As I continued to do research for our upcoming program, “The Long Shadow of Torture,” I discovered an Australian public radio documentary that follows up with some of the original participants in Stanley Milgram’s famous obedience experiments from the 1960s. In those experiments, participants were instructed to deliver increasingly intense electric shocks to a 50-something man whenever he answered a word problem incorrectly. Milgram, a social psychologist at Yale University, wanted to see how far ordinary citizens would go in inflicting harm on another person while under direction from an authority figure. What the participants didn’t know is that the whole experiment was rigged — the electroshock machine was a fake and the man receiving the shocks was an actor.
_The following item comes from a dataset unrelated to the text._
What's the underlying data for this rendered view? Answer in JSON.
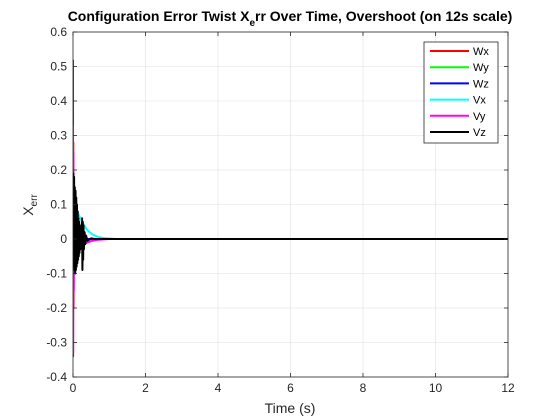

Milgram discovered that under the right social conditions many people will go along with what they’re told to do. One of the people who resisted during the Milgram experiment was WWII veteran and Communist Party activist Joseph Dimow. In his 2008 interview, Dimow says that being persecuted for his involvement with “the CP” gave him “the grit” to challenge authority. But he also wonders about the choices he might have made if the Communist Party had ordered him to things that were similarly harmful. Would he have complied out of a desire to belong and be accepted by the group? In the audio clip above, he contemplates these questions in his own words.
In Krista’s interview with Darius Rejali, he mentions Sgt. Joseph Darby (pictured above), the whistleblower who notified Army Criminal Investigation Command about detainee abuse at Abu Ghraib. Rejali says it’s hard to know what moved him. In 2005 Darby received a JFK Profile in Courage Award. Here is an excerpt from his acceptance speech:
I’d like to tell you a small story. When we first entered the country of Iraq, crossing from Kuwait to Iraq, there’s a half mile of no man’s land, a barren desert with no moving vehicles, no people, no life. As we crossed that, I can honestly tell you today that I could not remember why I had left my wife and my family. And I did not know what waited for me on the other side.
But a few weeks later in Hillah, I had an experience that changed that. Our patrol was approached by a small group of children. And a small, unbathed girl around seven in a one-piece dress came and tugged on my uniform and said, “Mister, give me food.”
As I looked into her eyes, my doubt evaporated. I knew why we were there and I knew that we had to be there. And I knew that while we were there, we represented something larger than ourselves. We represented our country, its values, its principles, its morals.
Six months later, I was faced with the toughest decision. On one hand, I had my morals and the morals of my country. On the other, I had my comrades, my brothers in arms.
Today, for the first time since I’ve returned home, I am able to stand here publicly and be proud of my decisions to put the values of my country and its reputation ahead of everything else.